Requests for comment/Alternative Commons domains

We are introducing a simplified image upload workflow on mobile. This workflow hides the existence of Commons from less experienced Wikipedia users. Basically, it lets them upload images from their phones to Commons using Wikipedia's mobile web site (not knowing and not visiting Commons). We achieve this by using Commons API through AJAX calls (cross-domain AJAX is now possible using CORS). For the Commons API to accept an upload, a person needs to be logged into Commons.

In theory, a person who logs into Wikipedia, should also get logged into Commons. This is achieved using CentralAuth extension which, after you log in to a Wikimedia project, loads images from other projects whose HTTP responses set session cookies on all the other projects' domains. It appears that this is no longer reliable.

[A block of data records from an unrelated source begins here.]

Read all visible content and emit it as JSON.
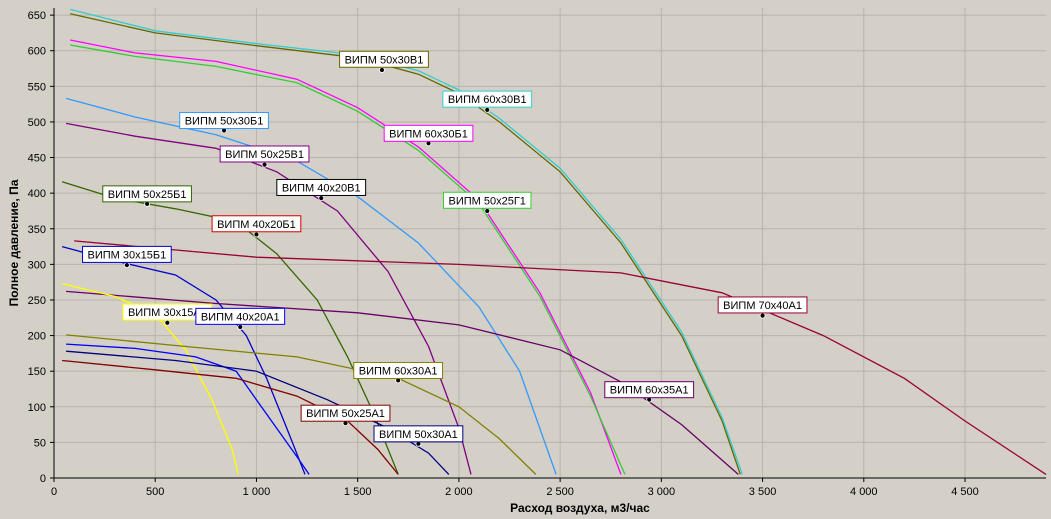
{
  "chart_data": {
    "type": "line",
    "xlabel": "Расход воздуха, м3/час",
    "ylabel": "Полное давление, Па",
    "xlim": [
      0,
      4900
    ],
    "ylim": [
      0,
      660
    ],
    "grid": true,
    "x_ticks": [
      {
        "value": 0,
        "label": "0"
      },
      {
        "value": 500,
        "label": "500"
      },
      {
        "value": 1000,
        "label": "1 000"
      },
      {
        "value": 1500,
        "label": "1 500"
      },
      {
        "value": 2000,
        "label": "2 000"
      },
      {
        "value": 2500,
        "label": "2 500"
      },
      {
        "value": 3000,
        "label": "3 000"
      },
      {
        "value": 3500,
        "label": "3 500"
      },
      {
        "value": 4000,
        "label": "4 000"
      },
      {
        "value": 4500,
        "label": "4 500"
      }
    ],
    "y_ticks": [
      {
        "value": 0,
        "label": "0"
      },
      {
        "value": 50,
        "label": "50"
      },
      {
        "value": 100,
        "label": "100"
      },
      {
        "value": 150,
        "label": "150"
      },
      {
        "value": 200,
        "label": "200"
      },
      {
        "value": 250,
        "label": "250"
      },
      {
        "value": 300,
        "label": "300"
      },
      {
        "value": 350,
        "label": "350"
      },
      {
        "value": 400,
        "label": "400"
      },
      {
        "value": 450,
        "label": "450"
      },
      {
        "value": 500,
        "label": "500"
      },
      {
        "value": 550,
        "label": "550"
      },
      {
        "value": 600,
        "label": "600"
      },
      {
        "value": 650,
        "label": "650"
      }
    ],
    "series": [
      {
        "name": "ВИПМ 50x30В1",
        "color": "#666600",
        "points": [
          [
            80,
            652
          ],
          [
            500,
            625
          ],
          [
            1000,
            607
          ],
          [
            1500,
            590
          ],
          [
            1800,
            567
          ],
          [
            2000,
            540
          ],
          [
            2200,
            500
          ],
          [
            2500,
            430
          ],
          [
            2800,
            330
          ],
          [
            3100,
            200
          ],
          [
            3300,
            80
          ],
          [
            3390,
            5
          ]
        ],
        "marker": [
          1620,
          573
        ],
        "label_at": [
          1630,
          588
        ]
      },
      {
        "name": "ВИПМ 60x30В1",
        "color": "#33cccc",
        "points": [
          [
            80,
            658
          ],
          [
            500,
            628
          ],
          [
            1000,
            610
          ],
          [
            1500,
            594
          ],
          [
            1800,
            572
          ],
          [
            2000,
            545
          ],
          [
            2200,
            505
          ],
          [
            2500,
            435
          ],
          [
            2800,
            335
          ],
          [
            3100,
            205
          ],
          [
            3300,
            85
          ],
          [
            3400,
            5
          ]
        ],
        "marker": [
          2140,
          517
        ],
        "label_at": [
          2140,
          532
        ]
      },
      {
        "name": "ВИПМ 60x30Б1",
        "color": "#ff00ff",
        "points": [
          [
            80,
            615
          ],
          [
            400,
            597
          ],
          [
            800,
            585
          ],
          [
            1200,
            560
          ],
          [
            1500,
            520
          ],
          [
            1800,
            465
          ],
          [
            2100,
            390
          ],
          [
            2400,
            260
          ],
          [
            2650,
            120
          ],
          [
            2800,
            5
          ]
        ],
        "marker": [
          1850,
          470
        ],
        "label_at": [
          1850,
          484
        ]
      },
      {
        "name": "ВИПМ 50x25Г1",
        "color": "#33cc33",
        "points": [
          [
            80,
            608
          ],
          [
            400,
            592
          ],
          [
            800,
            578
          ],
          [
            1200,
            555
          ],
          [
            1500,
            515
          ],
          [
            1800,
            460
          ],
          [
            2100,
            385
          ],
          [
            2400,
            255
          ],
          [
            2650,
            115
          ],
          [
            2820,
            5
          ]
        ],
        "marker": [
          2140,
          375
        ],
        "label_at": [
          2140,
          390
        ]
      },
      {
        "name": "ВИПМ 50x30Б1",
        "color": "#3399ff",
        "points": [
          [
            60,
            533
          ],
          [
            400,
            507
          ],
          [
            800,
            482
          ],
          [
            1200,
            445
          ],
          [
            1500,
            395
          ],
          [
            1800,
            330
          ],
          [
            2100,
            240
          ],
          [
            2300,
            150
          ],
          [
            2480,
            5
          ]
        ],
        "marker": [
          840,
          488
        ],
        "label_at": [
          840,
          502
        ]
      },
      {
        "name": "ВИПМ 50x25В1",
        "color": "#800080",
        "points": [
          [
            60,
            498
          ],
          [
            400,
            480
          ],
          [
            800,
            463
          ],
          [
            1100,
            430
          ],
          [
            1400,
            375
          ],
          [
            1650,
            290
          ],
          [
            1850,
            185
          ],
          [
            2000,
            70
          ],
          [
            2060,
            5
          ]
        ],
        "marker": [
          1040,
          440
        ],
        "label_at": [
          1040,
          455
        ]
      },
      {
        "name": "ВИПМ 40x20В1",
        "color": "#ffffff",
        "hide_line": true,
        "points": [],
        "marker": [
          1320,
          393
        ],
        "label_at": [
          1320,
          408
        ]
      },
      {
        "name": "ВИПМ 50x25Б1",
        "color": "#336600",
        "points": [
          [
            40,
            416
          ],
          [
            300,
            393
          ],
          [
            600,
            378
          ],
          [
            900,
            360
          ],
          [
            1100,
            315
          ],
          [
            1300,
            250
          ],
          [
            1450,
            170
          ],
          [
            1580,
            90
          ],
          [
            1700,
            5
          ]
        ],
        "marker": [
          460,
          385
        ],
        "label_at": [
          460,
          399
        ]
      },
      {
        "name": "ВИПМ 40x20Б1",
        "color": "#cc0000",
        "label_color": "#cc0000",
        "hide_line": true,
        "points": [],
        "marker": [
          1000,
          342
        ],
        "label_at": [
          1000,
          357
        ]
      },
      {
        "name": "ВИПМ 30x15Б1",
        "color": "#0000cc",
        "points": [
          [
            40,
            325
          ],
          [
            300,
            305
          ],
          [
            600,
            285
          ],
          [
            800,
            250
          ],
          [
            950,
            200
          ],
          [
            1050,
            140
          ],
          [
            1150,
            70
          ],
          [
            1240,
            5
          ]
        ],
        "marker": [
          360,
          299
        ],
        "label_at": [
          360,
          314
        ]
      },
      {
        "name": "ВИПМ 70x40А1",
        "color": "#990033",
        "points": [
          [
            100,
            333
          ],
          [
            1000,
            310
          ],
          [
            2000,
            300
          ],
          [
            2800,
            288
          ],
          [
            3300,
            260
          ],
          [
            3800,
            200
          ],
          [
            4200,
            140
          ],
          [
            4500,
            80
          ],
          [
            4900,
            5
          ]
        ],
        "marker": [
          3500,
          228
        ],
        "label_at": [
          3500,
          243
        ]
      },
      {
        "name": "ВИПМ 60x35А1",
        "color": "#660066",
        "points": [
          [
            60,
            262
          ],
          [
            800,
            245
          ],
          [
            1500,
            232
          ],
          [
            2000,
            215
          ],
          [
            2500,
            180
          ],
          [
            2800,
            135
          ],
          [
            3100,
            75
          ],
          [
            3380,
            5
          ]
        ],
        "marker": [
          2940,
          110
        ],
        "label_at": [
          2940,
          124
        ]
      },
      {
        "name": "ВИПМ 30x15А1",
        "color": "#ffff00",
        "points": [
          [
            40,
            273
          ],
          [
            300,
            255
          ],
          [
            500,
            230
          ],
          [
            650,
            180
          ],
          [
            780,
            110
          ],
          [
            880,
            40
          ],
          [
            910,
            5
          ]
        ],
        "marker": [
          560,
          218
        ],
        "label_at": [
          560,
          233
        ]
      },
      {
        "name": "ВИПМ 40x20А1",
        "color": "#0000ff",
        "points": [
          [
            60,
            188
          ],
          [
            400,
            182
          ],
          [
            700,
            170
          ],
          [
            900,
            150
          ],
          [
            1000,
            110
          ],
          [
            1100,
            70
          ],
          [
            1200,
            30
          ],
          [
            1260,
            5
          ]
        ],
        "marker": [
          920,
          212
        ],
        "label_at": [
          920,
          227
        ]
      },
      {
        "name": "ВИПМ 60x30А1",
        "color": "#808000",
        "points": [
          [
            60,
            201
          ],
          [
            600,
            186
          ],
          [
            1200,
            170
          ],
          [
            1700,
            140
          ],
          [
            2000,
            100
          ],
          [
            2200,
            55
          ],
          [
            2380,
            5
          ]
        ],
        "marker": [
          1700,
          137
        ],
        "label_at": [
          1700,
          151
        ]
      },
      {
        "name": "ВИПМ 50x25А1",
        "color": "#800000",
        "points": [
          [
            40,
            165
          ],
          [
            500,
            152
          ],
          [
            900,
            140
          ],
          [
            1200,
            115
          ],
          [
            1450,
            80
          ],
          [
            1600,
            40
          ],
          [
            1700,
            5
          ]
        ],
        "marker": [
          1440,
          77
        ],
        "label_at": [
          1440,
          91
        ]
      },
      {
        "name": "ВИПМ 50x30А1",
        "color": "#000080",
        "points": [
          [
            60,
            178
          ],
          [
            600,
            165
          ],
          [
            1000,
            150
          ],
          [
            1350,
            110
          ],
          [
            1650,
            70
          ],
          [
            1850,
            35
          ],
          [
            1950,
            5
          ]
        ],
        "marker": [
          1800,
          48
        ],
        "label_at": [
          1800,
          62
        ]
      }
    ]
  }
}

As soon as we deployed the first version of image uploads on mobile, we started getting upload errors. Almost all of them came from iPhone/iPad users. We then realized that Safari has a new, stricter cookie policy. Safari (at least the mobile one) will not accept a cookie from a domain which the user has never visited and which doesn't have a cookie set already. So for example, most of Wikipedia users visit wikipedia.org, but have never visited commons.wikimedia.org or even wikimedia.org. Therefore, Safari will not set a cookie for commons.wikimedia.org even though the CentralAuth image from commons.wikimedia.org is loaded on Wikipedia's post-login page. As a result, the user will be logged on Wikipedia, but not on Commons. Mobile Wikipedia will show the image upload feature, but Commons API will reject the upload.

Apart from Safari, Firefox will also start having this policy by default.^[1][2]

We came up with one possible workaround for this problem,^[3] which will be deployed in production soon. It is, however, a very hacky workaround and we are afraid that it can stop working anytime. It works as follows:

• When a person visits the Wikipedia login page for the first time, they are redirected to a special page on Commons.
• This special page sets a dummy cookie on commons.wikimedia.org so that Safari (and new Firefox) accept future cookies for this domain, even if the request is made while user is on a different domain.
• As soon as this page is visited, the user gets redirected back to the Wikipedia login page.
• We prevent infinite redirect loop by setting a localStorage value (user is redirected to Commons only the first time they visit login page on their device) and checking HTTP referrer header (if we came from Commons special page, don't redirect back to Commons).

We have another possible idea of avoiding this series of redirects, which, apart from not being very reliable, also influence negatively user experience. If Commons was on the same domain as Wikipedias (commons.wikipedia.org) and accepted API requests on this domain (instead of redirecting to commons.wikimedia.org), the user would be always logged into commons.wikipedia.org (if logged into Wikipedia) because of the cookie set for the *.wikipedia.org domain.

We obviously don't want to move Commons to a new domain for many reasons (most notably, user confusion, SEO, and the fact that Commons is not Wikipedia-specific), so all non-API requests would be still redirected to the canonical address on commons.wikimedia.org.